Another low blow for oldtime boxing.

"Ultimate Fighting draws a much younger crowd," said Dave Pemberton, race and sports book manager at The Rio. "I’m not sure it will pass boxing in terms of betting, especially when there are fights involving Oscar de la Hoya. He is far and away the top draw in the sport."

Pemberton said he wasn’t sure that UFC will pass boxing in terms of betting, but that there has been a rise in public appeal due to a lack of quality matchups in the fight game.

"A big money fight will still do much better than UFC," he said. "We just haven’t seen many. Floyd Mayweather can’t bring in the kind of draw by himself that Oscar can. I know the guys here at the Rio are hoping for a Mayweather-de La Hoya rematch. The first fight, coupled with Cinqo de Mayo and the Kentucky Derby, was a big day for the house."

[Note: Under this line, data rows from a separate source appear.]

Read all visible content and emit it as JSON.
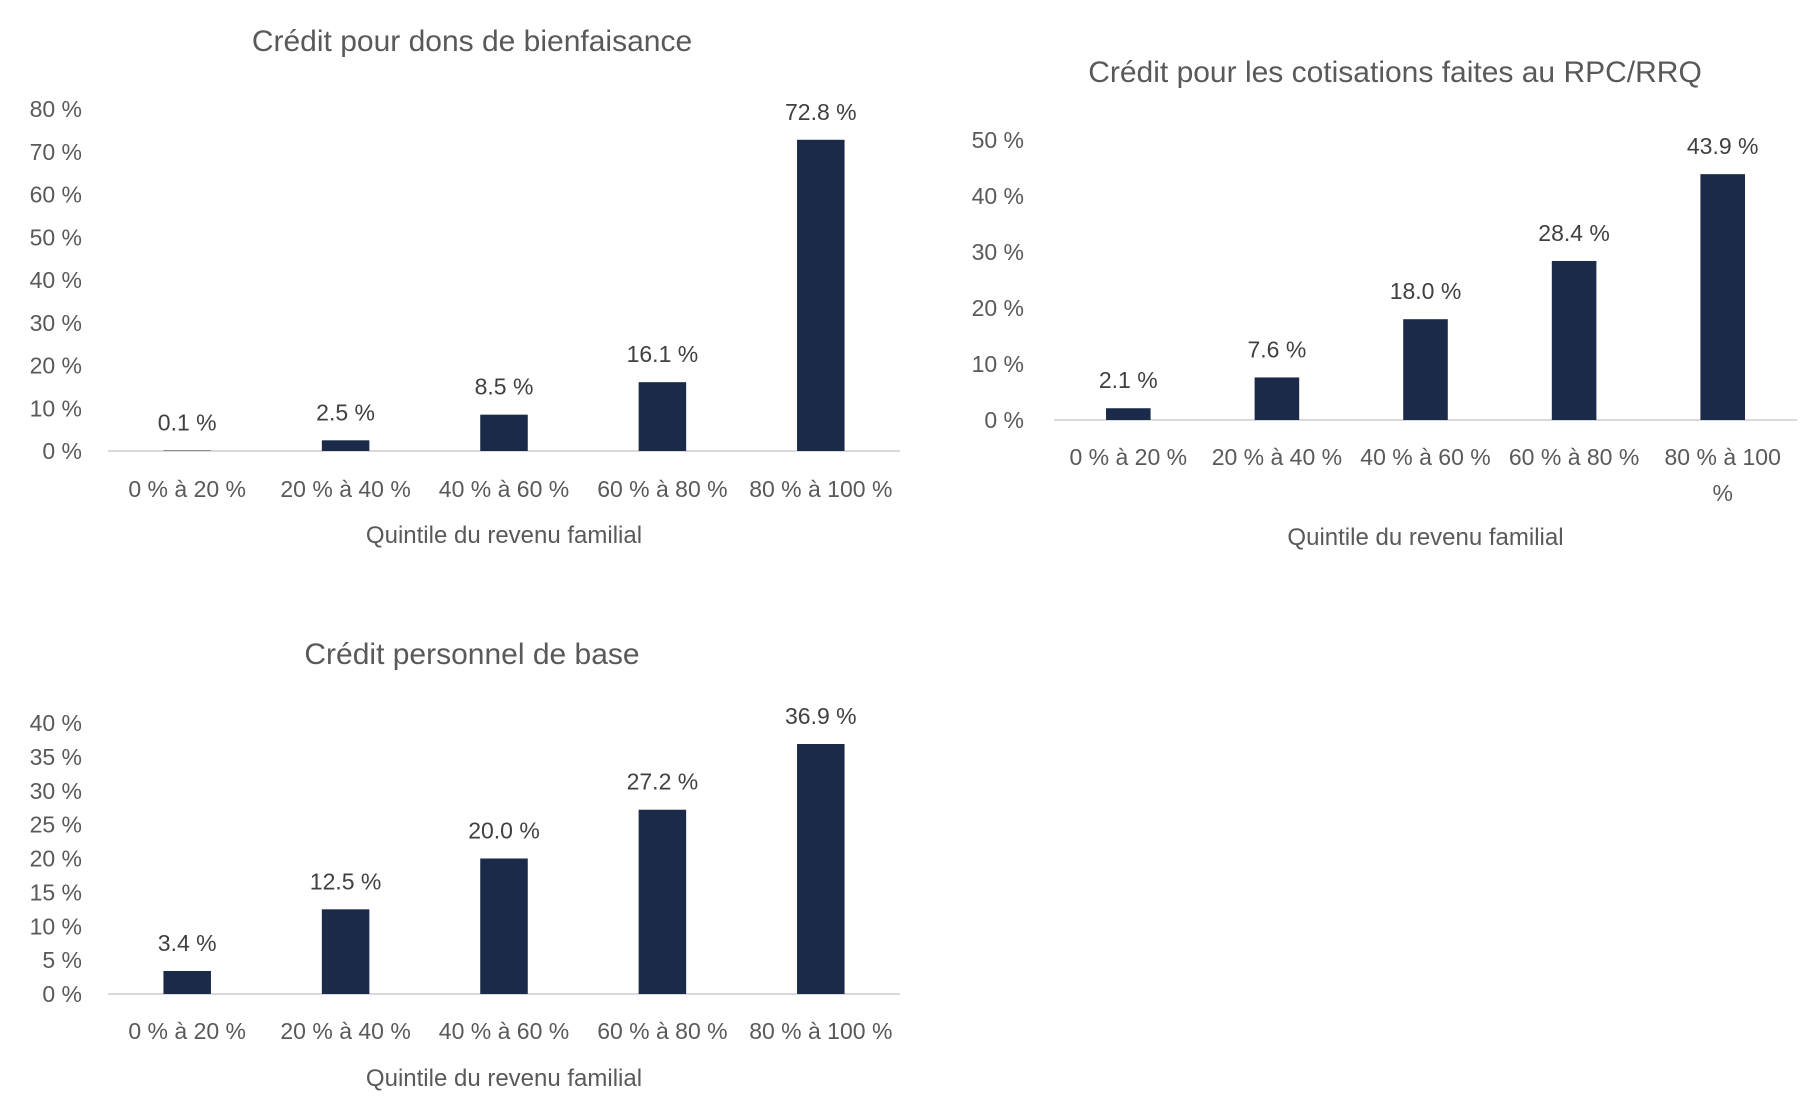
{
  "chart_data": [
    {
      "type": "bar",
      "title": "Crédit pour dons de bienfaisance",
      "xlabel": "Quintile du revenu familial",
      "ylabel": "",
      "categories": [
        "0 % à 20 %",
        "20 % à 40 %",
        "40 % à 60 %",
        "60 % à 80 %",
        "80 % à 100 %"
      ],
      "values": [
        0.1,
        2.5,
        8.5,
        16.1,
        72.8
      ],
      "data_labels": [
        "0.1 %",
        "2.5 %",
        "8.5 %",
        "16.1 %",
        "72.8 %"
      ],
      "ylim": [
        0,
        80
      ],
      "yticks": [
        "0 %",
        "10 %",
        "20 %",
        "30 %",
        "40 %",
        "50 %",
        "60 %",
        "70 %",
        "80 %"
      ],
      "bar_color": "#1c2a4a",
      "grid": false,
      "legend": "none"
    },
    {
      "type": "bar",
      "title": "Crédit pour les cotisations faites au RPC/RRQ",
      "xlabel": "Quintile du revenu familial",
      "ylabel": "",
      "categories": [
        "0 % à 20 %",
        "20 % à 40 %",
        "40 % à 60 %",
        "60 % à 80 %",
        "80 % à 100 %"
      ],
      "values": [
        2.1,
        7.6,
        18.0,
        28.4,
        43.9
      ],
      "data_labels": [
        "2.1 %",
        "7.6 %",
        "18.0 %",
        "28.4 %",
        "43.9 %"
      ],
      "ylim": [
        0,
        50
      ],
      "yticks": [
        "0 %",
        "10 %",
        "20 %",
        "30 %",
        "40 %",
        "50 %"
      ],
      "bar_color": "#1c2a4a",
      "grid": false,
      "legend": "none"
    },
    {
      "type": "bar",
      "title": "Crédit personnel de base",
      "xlabel": "Quintile du revenu familial",
      "ylabel": "",
      "categories": [
        "0 % à 20 %",
        "20 % à 40 %",
        "40 % à 60 %",
        "60 % à 80 %",
        "80 % à 100 %"
      ],
      "values": [
        3.4,
        12.5,
        20.0,
        27.2,
        36.9
      ],
      "data_labels": [
        "3.4 %",
        "12.5 %",
        "20.0 %",
        "27.2 %",
        "36.9 %"
      ],
      "ylim": [
        0,
        40
      ],
      "yticks": [
        "0 %",
        "5 %",
        "10 %",
        "15 %",
        "20 %",
        "25 %",
        "30 %",
        "35 %",
        "40 %"
      ],
      "bar_color": "#1c2a4a",
      "grid": false,
      "legend": "none"
    }
  ]
}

GamingToday is only concerned with the wagering aspect and not the fact UFC has suddenly caught the national media’s attention at boxing’s expense. However, with a possible plan for ESPN to show UFC fights previously relegated to outer limits cable stations such as Spike and FX, it can only help narrow the pugilism gap.

And boxing only has itself to blame.

"UFC is popular because boxing is falling off," said John Avello, the noted director of race and sports at Wynn Las Vegas. "The sport (boxing) is at a low right now. Something else came along that is more exciting and it has embraced by boxing followers."

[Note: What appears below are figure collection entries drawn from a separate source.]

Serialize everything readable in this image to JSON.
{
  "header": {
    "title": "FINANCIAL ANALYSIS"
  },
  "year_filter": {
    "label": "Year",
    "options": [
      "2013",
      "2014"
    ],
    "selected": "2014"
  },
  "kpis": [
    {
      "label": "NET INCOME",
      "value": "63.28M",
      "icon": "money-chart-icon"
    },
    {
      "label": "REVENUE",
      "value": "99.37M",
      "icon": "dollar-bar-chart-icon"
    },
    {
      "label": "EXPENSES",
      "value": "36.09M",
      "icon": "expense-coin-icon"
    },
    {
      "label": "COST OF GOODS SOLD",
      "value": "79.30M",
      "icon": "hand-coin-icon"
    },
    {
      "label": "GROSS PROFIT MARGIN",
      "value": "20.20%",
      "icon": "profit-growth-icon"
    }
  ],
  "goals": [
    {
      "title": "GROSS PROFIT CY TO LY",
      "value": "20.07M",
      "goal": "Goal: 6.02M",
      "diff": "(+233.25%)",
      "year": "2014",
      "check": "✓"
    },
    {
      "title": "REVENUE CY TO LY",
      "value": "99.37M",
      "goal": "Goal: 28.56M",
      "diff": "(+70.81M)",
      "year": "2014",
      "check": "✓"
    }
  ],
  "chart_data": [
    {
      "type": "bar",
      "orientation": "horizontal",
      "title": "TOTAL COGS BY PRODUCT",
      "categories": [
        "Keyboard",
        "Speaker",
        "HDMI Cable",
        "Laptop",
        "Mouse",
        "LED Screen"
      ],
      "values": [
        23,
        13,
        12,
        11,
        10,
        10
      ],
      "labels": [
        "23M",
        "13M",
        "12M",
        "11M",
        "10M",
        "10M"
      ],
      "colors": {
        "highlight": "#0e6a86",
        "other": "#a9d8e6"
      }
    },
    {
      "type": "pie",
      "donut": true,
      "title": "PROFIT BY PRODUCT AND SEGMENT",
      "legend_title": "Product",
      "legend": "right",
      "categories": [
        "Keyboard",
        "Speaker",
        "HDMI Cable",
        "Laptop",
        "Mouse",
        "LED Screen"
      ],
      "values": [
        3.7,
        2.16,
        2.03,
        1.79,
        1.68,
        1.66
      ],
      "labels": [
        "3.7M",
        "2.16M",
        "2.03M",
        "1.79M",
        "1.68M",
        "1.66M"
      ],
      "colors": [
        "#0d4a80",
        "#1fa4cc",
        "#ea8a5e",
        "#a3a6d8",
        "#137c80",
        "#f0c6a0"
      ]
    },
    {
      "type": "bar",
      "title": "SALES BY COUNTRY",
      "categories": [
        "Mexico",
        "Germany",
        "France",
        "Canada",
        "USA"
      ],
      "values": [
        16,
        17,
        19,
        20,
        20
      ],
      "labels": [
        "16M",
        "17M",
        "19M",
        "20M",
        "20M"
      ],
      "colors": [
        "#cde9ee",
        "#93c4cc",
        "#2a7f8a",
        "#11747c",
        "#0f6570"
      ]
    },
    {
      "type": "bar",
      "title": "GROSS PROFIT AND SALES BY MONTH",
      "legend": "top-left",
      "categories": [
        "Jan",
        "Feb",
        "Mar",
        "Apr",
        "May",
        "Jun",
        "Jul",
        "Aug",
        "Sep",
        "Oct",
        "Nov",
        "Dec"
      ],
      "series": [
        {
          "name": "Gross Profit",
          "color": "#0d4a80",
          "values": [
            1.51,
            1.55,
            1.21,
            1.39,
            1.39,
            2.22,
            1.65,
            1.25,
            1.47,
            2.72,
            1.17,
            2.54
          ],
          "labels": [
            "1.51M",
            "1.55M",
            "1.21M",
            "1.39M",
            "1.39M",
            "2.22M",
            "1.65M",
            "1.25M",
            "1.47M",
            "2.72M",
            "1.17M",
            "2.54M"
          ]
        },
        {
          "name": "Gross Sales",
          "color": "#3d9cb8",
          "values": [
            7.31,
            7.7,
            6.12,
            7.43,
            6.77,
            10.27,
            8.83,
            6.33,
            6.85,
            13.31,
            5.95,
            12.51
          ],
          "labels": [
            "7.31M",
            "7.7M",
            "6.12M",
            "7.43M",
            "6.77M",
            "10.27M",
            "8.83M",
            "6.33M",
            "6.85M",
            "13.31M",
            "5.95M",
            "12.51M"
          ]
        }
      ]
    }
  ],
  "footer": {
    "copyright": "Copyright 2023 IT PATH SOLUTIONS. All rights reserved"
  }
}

Avello compares UFC with the World Series of Poker in terms of rising popularity and NASCAR with regard to its promotion and marketing.

"Remember UFC and Pride are now one organization," Avello said. "Pride is extremely popular in Japan. I like it. The guys are tough and it’s a well-run sport. UFC is building the type of momentum NASCAR did a few years back. We have put up a lot of matches for betting purposes. Liddell-Jackson will do well as long as it can be viewed. They brings pretty good action. It’s not nearly that of de la Hoya, but not many are."

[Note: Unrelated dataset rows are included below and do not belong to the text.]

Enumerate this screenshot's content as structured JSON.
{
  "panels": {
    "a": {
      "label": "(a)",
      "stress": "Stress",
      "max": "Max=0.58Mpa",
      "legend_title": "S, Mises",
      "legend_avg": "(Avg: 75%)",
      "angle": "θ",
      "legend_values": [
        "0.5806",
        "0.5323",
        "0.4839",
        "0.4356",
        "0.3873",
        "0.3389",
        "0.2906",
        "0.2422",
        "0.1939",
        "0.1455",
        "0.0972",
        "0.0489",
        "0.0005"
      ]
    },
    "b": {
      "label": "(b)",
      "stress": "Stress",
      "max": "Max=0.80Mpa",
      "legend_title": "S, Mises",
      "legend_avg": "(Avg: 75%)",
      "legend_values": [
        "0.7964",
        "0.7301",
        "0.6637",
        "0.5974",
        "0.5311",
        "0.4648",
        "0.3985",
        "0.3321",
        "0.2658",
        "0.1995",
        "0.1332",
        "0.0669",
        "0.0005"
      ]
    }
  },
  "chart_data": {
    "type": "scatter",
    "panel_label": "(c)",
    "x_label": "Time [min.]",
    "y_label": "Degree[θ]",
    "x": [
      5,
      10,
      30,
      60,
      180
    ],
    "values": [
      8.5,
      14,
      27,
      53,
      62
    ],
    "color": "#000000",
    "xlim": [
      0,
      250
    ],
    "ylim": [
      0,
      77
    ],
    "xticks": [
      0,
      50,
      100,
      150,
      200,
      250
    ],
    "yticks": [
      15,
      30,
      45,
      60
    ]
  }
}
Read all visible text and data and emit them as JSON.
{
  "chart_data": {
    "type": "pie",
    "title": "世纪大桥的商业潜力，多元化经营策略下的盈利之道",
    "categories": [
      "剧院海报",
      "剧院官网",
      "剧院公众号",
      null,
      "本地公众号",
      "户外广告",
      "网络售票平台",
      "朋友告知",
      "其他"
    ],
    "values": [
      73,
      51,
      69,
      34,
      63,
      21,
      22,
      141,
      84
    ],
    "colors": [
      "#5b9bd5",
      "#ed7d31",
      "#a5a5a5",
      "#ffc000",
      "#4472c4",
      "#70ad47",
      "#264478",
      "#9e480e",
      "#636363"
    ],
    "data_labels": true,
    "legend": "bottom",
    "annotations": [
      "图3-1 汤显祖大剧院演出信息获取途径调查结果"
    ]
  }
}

The handwriting was on the wall when Marc Ratner, longtime and highly respected chairman of the Nevada State Boxing Commission, jumped ship and went to the UFC.

So long as boxing promoters schedule boring bouts like last week’s Spinks-Taylor snooze and avoid fights the public wants to see like Taylor-Pavlik, we’re going to continue seeing fans shifting their allegiance to the UFC.

Stars such as Liddell, Tito Ortiz and Ken Shamrock are replacing boxing’s most recognizable draws because Don King and Bob Arum can’t put quality fights together and nobody can keep up with these alphabet letter titles.

Boxing fans love betting fights and the more exposure UFC will start receiving from ESPN will further educate the public and promote betting action. Maybe boxing will have to recognize UFC and book Liddell against say Hopkins for a monster pay-per-view deal.

Mergers happen. Remember in Super Bowl 3 when Joe Namath and the Jets brought credibility to the American Football League after beating the heavily favored Baltimore Colts. Boxing needs to do something, otherwise Liddell or new champ Quinton Jackson will become the next "Golden Boy."